Buku yang mengambil studi kasus di daerah Sumenep (Jawa Timur) dan Manado (Sulawesi Utara) tersebut  membahas politik lokal sebagai suatu penjelas di Indonesia.  “Politik lokal kebanyakan melihat bagaimana politik rekrutmen bekerja. Studi saya awalnya sangat konvensional dan agak klise yaitu melihat politik rekrutmen, biasanya daerah hanya dilihat dari hal tata kelola administarasi, pemekaran daerah dan pengelolaan sumber daya alam,” ujar Gaffar.

“Saya ingin melihat lagi reformasi dari kedua daerah tersebut dari sisi renegosiasi, melihat  perspektif baru dari dua daerah dan menguji bagaimana kontrak sosial Indonesia kembali di renegosiasi selama proses awal reformasi,” tambah Gaffar.

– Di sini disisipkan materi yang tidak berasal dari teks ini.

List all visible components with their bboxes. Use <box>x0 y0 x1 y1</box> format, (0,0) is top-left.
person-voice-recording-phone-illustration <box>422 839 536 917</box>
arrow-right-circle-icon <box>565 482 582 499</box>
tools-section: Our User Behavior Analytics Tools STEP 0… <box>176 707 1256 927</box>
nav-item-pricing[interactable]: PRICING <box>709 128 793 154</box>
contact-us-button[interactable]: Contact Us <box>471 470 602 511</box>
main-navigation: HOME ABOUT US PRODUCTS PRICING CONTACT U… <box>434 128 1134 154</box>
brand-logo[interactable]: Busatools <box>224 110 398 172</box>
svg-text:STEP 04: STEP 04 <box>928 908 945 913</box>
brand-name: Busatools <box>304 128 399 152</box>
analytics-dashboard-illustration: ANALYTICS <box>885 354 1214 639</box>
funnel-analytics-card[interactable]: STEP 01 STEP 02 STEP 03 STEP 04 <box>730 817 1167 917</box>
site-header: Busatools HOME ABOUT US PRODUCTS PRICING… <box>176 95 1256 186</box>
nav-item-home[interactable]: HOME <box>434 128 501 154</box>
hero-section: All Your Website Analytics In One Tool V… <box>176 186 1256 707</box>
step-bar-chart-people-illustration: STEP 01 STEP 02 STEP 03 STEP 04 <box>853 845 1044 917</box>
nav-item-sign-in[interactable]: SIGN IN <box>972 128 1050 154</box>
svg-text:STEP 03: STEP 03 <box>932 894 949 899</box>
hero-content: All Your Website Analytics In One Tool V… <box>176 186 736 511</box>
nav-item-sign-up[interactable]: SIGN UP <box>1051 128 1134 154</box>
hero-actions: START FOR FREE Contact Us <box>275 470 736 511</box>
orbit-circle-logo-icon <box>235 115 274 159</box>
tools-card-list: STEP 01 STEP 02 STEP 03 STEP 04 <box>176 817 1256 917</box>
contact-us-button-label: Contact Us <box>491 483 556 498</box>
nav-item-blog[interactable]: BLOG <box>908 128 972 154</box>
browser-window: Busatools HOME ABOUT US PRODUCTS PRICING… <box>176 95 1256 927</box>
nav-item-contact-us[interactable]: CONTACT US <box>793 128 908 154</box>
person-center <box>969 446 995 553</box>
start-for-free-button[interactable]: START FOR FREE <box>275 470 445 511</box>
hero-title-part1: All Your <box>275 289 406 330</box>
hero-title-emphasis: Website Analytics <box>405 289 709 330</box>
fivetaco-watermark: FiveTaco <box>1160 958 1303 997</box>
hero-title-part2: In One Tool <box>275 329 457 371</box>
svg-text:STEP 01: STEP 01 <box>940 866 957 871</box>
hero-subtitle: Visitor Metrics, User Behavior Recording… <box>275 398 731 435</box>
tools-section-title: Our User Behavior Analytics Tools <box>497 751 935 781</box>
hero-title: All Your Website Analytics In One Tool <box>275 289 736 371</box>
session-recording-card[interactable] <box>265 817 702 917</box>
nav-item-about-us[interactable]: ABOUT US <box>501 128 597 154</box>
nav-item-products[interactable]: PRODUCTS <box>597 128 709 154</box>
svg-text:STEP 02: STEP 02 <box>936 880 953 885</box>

Menggunakan pendekatan historical institutionalism, buku tersebut melihat bahwa critical juncture yang menentukan struktur relasi hari ini digunakan dalam melihat apa yang direnegosiasi di kedua daerah, penelitian tersebut pun menghasilkan temuan yang berbeda.

“Karena persoalan dalam sejarahnya berbeda, maka cara negosiasinya pun juga berbeda.  Temuan di Manado adalah negosiasinya diskursif di ranah wacana, sedangkan di Sumenep negosiasinya bersifat disruptif di tataran relasi politik.  Dua daerah tersebut tetap bersedia berada di ikatan keindonesiaan, tapi kali ini dengan caranya sendiri, bukan dengan cara Jakarta.  Kedua daerah tersebut pun memusatkan perhatiannya pada lembaga agama karena di wilayah tersebut peran lembaga agama sangat kuat,” ujar Gaffar.

“Di Manado proses mengindonesiakan membuat Minahasa menjadi tidak tuntas, relasi Orang Minahasa dengan Indonesia adalah relasi penuh negosiasi. Peluang reformasi di awal ‘98 hingga 2005 dilakukan Orang Minahasa bukan untuk merombak struktur politik tapi menegosiasi menjadi Minahasa,” ujar Gaffar.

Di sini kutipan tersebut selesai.